Abstract

Background: Previous studies have demonstrated an association between high body mass index (BMI) and acute myeloid leukemias (AML), particularly acute promyelocytic leukemia (APL). However, the effect of obesity and overweight on the incidence of AML is not supported by all studies, and the relationship between obesity and prognosis of AML and APL has not been established. Thus, we conducted a meta-analysis to determine the role of BMI on the risk and clinical outcome of AML, including APL.Methods: A literature search (last search updated to Dec. 4, 2016) was conducted in PubMed, EMBASE, Web of Science and the Cochrane Library for articles assessing the effect of overweight and obesity on the incidence and clinical outcome of AML. In all,twenty-six eligible studies enrolling 12,971 AML (including 866 APL) patients were retrieved and analyzed.Results: Both overweight and obesity was associated with an increased incidence of AML (for overweight, relative risk [RR], 1.10; 95% CI, 1.03-1.17; P=0.007; I2=43.1%; fixed effects; and for obesity, RR, 1.41; 95% CI, 1.24-1.61; P<0.001; I2=66.5%; random effects; Figure 1).
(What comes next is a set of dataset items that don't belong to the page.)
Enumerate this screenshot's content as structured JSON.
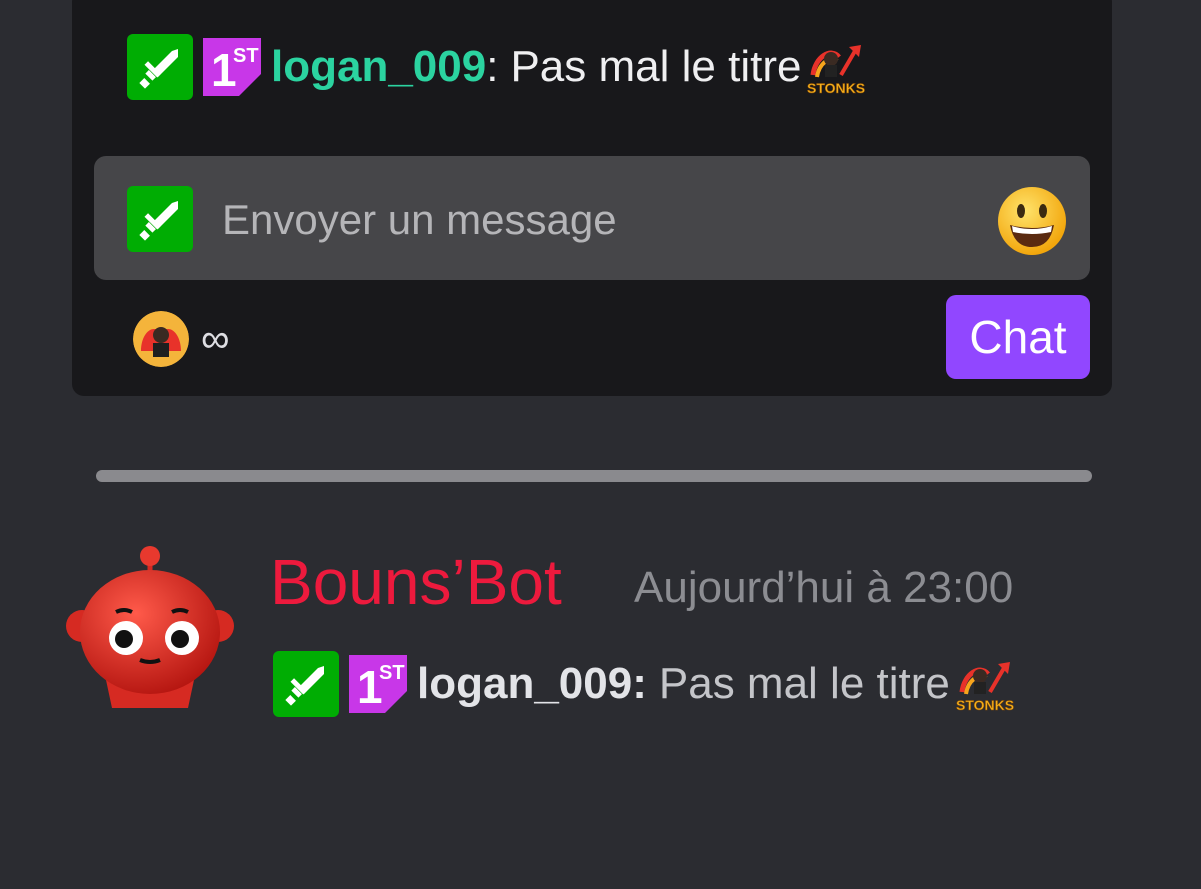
{
  "twitch_chat": {
    "message": {
      "username": "logan_009",
      "separator": ":",
      "text": "Pas mal le titre",
      "emote": "stonks-emote",
      "emote_label": "STONKS"
    },
    "input": {
      "placeholder": "Envoyer un message"
    },
    "channel_points": {
      "value": "∞"
    },
    "send_button": {
      "label": "Chat"
    },
    "colors": {
      "accent": "#9147ff",
      "username": "#2bd3a0",
      "mod_badge": "#00ad03",
      "first_badge": "#c837e8"
    }
  },
  "discord": {
    "bot_name": "Bouns’Bot",
    "timestamp": "Aujourd’hui à 23:00",
    "message": {
      "username": "logan_009",
      "separator": ":",
      "text": "Pas mal le titre",
      "emote": "stonks-emote",
      "emote_label": "STONKS"
    },
    "colors": {
      "bot_name": "#ed1a3d"
    }
  }
}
High BMI did not significantly affect overall survival (OS) (for overweight, hazard ratio [HR], 0.86; 95% CI, 0.70-1.05; P=0.14; I2=59.5%; random effects; and for obesity, HR, 0.99; 95% CI, 0.93-1.07; P=0.281; I2=32.9%; fixed effects; Figure 2A and 2B) or disease-free survival (HR, 0.98; 95% CI, 0.88-1.10; P=0.755) in patients with non-APL AML patients. By contrast, APL patients with high BMI had shorter OS (HR, 1.77; 95% CI, 1.26-2.48; P=0.001, Figure 2C) and a higher risk of differentiation syndrome (HR, 1.53; 95% CI, 1.03-2.27, P=0.04).Conclusion: Our findings suggest that patients with overweight or obesity have a higher incidence of AML. While no significant effect was found on the clinical outcome of non-APL AML, high BMI indicates worse overall survival and higher risk of differentiation syndrome in APL.. [Display omitted] DisclosuresNo relevant conflicts of interest to declare.